AAPG Annual Convention and Exhibition

Datapages, Inc.Print this page

Automated Cyclostratigraphic Analysis in Carbonate Mudrocks Using Borehole Images


Stacking analysis provides a useful method for correlation and sequence stratigraphic analysis. Deep-marine mudrocks have fine scale vertical heterogeneity that is commonly ignored in conventional core descriptions. With the move to exploit resources plays, quantifying this heterogeneity is essential. Borehole images are the most suitable dataset to use because of their high resolution (up to 0.2 inch vertical resolution). However, manual processing of data at this level of detail is time consuming and can be subjective. In addition, correlations between two adjacent wells can be difficult based solely on facies, due to the large number of cycles observed. In this study, we present a workflow for automated stacking analysis using the Modified Fischer Plot (MFP) algorithm from borehole images. MFP measure the departure from mean cycle thickness. Hundreds of feet can be analyzed in tens of seconds to minutes in an objective manner. Because of their relatively planer lamination, deep-marine sediments lend themselves to automation. Automated picking of intervals in borehole images is based on contrast detection in resistivity values. After a quick quality inspection, suitable pad images are cross-correlated and aligned. They are summed together to increase signal to noise ratio. Smoothing is used to remove irregularities. Vertical difference in the resultant data is calculated. A contrast limit is used to define surfaces. Obtained intervals are then used to calculate a MFP. We apply the workflow on a deep-water carbonate mudrock succession. A geologic model is used to define cycles in borehole images.

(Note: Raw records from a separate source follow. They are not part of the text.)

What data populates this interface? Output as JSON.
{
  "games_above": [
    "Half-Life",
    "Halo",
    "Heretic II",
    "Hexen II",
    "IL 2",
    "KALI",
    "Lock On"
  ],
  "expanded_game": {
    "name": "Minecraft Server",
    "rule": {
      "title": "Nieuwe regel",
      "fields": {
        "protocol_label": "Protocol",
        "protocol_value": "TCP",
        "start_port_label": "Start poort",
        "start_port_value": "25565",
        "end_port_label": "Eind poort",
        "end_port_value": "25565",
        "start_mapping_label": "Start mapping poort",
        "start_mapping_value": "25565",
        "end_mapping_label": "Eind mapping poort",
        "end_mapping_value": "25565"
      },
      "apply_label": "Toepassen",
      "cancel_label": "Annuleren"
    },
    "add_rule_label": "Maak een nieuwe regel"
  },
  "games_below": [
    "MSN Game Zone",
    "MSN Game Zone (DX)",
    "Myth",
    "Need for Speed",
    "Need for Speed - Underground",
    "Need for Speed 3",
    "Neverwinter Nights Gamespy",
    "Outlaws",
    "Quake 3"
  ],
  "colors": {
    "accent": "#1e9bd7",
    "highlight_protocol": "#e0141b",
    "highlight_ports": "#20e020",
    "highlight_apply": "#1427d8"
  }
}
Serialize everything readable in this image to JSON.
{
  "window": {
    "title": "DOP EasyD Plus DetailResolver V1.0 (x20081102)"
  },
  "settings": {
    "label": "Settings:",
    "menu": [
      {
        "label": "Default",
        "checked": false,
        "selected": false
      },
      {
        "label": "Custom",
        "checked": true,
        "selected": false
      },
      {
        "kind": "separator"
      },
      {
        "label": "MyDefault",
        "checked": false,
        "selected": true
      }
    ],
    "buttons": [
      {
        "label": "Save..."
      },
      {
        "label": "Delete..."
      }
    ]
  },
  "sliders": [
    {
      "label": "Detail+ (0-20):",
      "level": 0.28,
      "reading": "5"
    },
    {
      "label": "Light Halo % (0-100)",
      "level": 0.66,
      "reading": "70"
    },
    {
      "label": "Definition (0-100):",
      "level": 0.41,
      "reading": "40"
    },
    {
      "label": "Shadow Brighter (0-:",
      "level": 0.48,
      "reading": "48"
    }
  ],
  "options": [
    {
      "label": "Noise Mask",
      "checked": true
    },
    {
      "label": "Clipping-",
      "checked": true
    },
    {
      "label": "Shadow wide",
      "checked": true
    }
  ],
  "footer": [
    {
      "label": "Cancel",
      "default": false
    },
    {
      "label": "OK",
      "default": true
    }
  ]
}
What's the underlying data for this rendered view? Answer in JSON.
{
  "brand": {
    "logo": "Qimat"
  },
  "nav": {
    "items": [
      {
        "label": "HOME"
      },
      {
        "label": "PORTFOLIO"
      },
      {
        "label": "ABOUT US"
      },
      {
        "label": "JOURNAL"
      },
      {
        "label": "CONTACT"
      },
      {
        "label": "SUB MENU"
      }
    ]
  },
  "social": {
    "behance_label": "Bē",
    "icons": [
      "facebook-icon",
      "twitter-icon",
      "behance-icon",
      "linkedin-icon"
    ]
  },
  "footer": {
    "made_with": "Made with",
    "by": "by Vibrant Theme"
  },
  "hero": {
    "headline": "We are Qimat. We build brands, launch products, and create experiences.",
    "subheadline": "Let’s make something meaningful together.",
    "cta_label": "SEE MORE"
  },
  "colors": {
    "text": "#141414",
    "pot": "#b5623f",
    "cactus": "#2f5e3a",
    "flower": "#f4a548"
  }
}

The cycles can be procedurally implemented in the workflow using a set of rules such as interval thickness, minimum resistivity contrast, and average interval resistivity. Core description and photos are used to ground truth borehole images of facies. A sequence stratigraphic interpretation is also made for the studied interval. Spectral analysis shows that picked intervals are ordered. The identified sequence stratigraphic surfaces have a signature on the MFP. The MFP can be used as an aid for sequence stratigraphic analysis. In general, automated MFP is suitable for rapid stacking pattern analysis when coupled with a geological understanding of the area.